RAPBN-Perubahan 2017 merupakan langkah efisiensi yang berasal dari belanja honorarium, perjalanan dinas dan paket meeting dan beberapa komponen langganan daya dan jasa, honorarium tim maupun kegiatan, biaya rapat, iklan serta operasional perkantoran, pemeliharaan gedung dan peralatan kantor.

Melalui realokasi tersebut, pemerintah mendapatkan dana tambahan untuk belanja prioritas kementerian/lembaga sebanyak Rp11,7 triliun pada sisa tahun 2017.

Kebutuhan belanja prioritas yang mendapatkan tambahan anggaran antara lain percepatan sertifikasi tanah, persiapan pilkada 2018 dan pemilu 2019, serta budi daya pertanian. Belanja mendesak lainnya adalah pemenuhan kekurangan anggaran TPG, pengembalian BLU Kelapa Sawit, cadangan bencana alam dan persiapan pelaksanaan Asian Games 2018.

Selain dari realokasi belanja barang, kenaikan pagu ini antara lain berasal dari tambahan belanja pendidikan kementerian dan lembaga sebesar Rp4,6 triliun, serta realokasi dari Bagian Anggaran Bendahara Umum Negara sebesar Rp3,1 triliun.

Pemerintah memperkirakan adanya penghematan alamiah berdasarkan pola tahunan terhadap belanja kementerian dan lembaga sebanyak Rp29,4 triliun pada akhir 2017.

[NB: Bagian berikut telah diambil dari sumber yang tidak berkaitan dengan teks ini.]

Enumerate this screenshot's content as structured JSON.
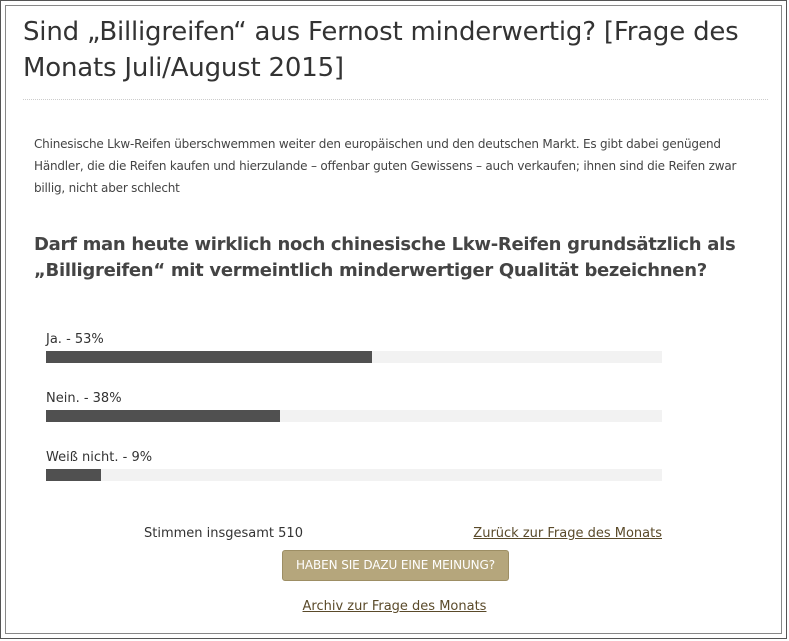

Dengan demikian, penyerapan belanja kementerian/lembaga pada akhir 2017 diproyeksikan hanya mencapai sekitar 96 persen-97 persen dari pagu atau sebesar Rp743,7 triliun.

DalamRAPBN-Perubahan 2017 juga ada kenaikan sebesar Rp26,5 triliun pada pagu belanja nonkementerian/lembaga, sehingga pagu belanja tersebut menjadi Rp578,5 triliun, dari sebelumnya di APBN 2017 sebesar Rp552 triliun.

Kenaikan pagu belanja itu terjadi karena diperkirakan ada kenaikan subsidi sebesar Rp22,1 triliun, kenaikan hibah sebesar Rp3,3 triliun (yang diantaranya merupakan realokasi dari cadangan bencana) serta kenaikan belanja lain-lain sebesar Rp5,7 triliun.

Secara keseluruhan, belanja kementerian dan lembaga dalam postur RAPBN-Perubahan 2017 diproyeksikan sebesar Rp773,1 triliun, atau mengalami kenaikan Rp9,5 triliun, dari pagu dalam APBN 2017 sebesar Rp763,6 triliun.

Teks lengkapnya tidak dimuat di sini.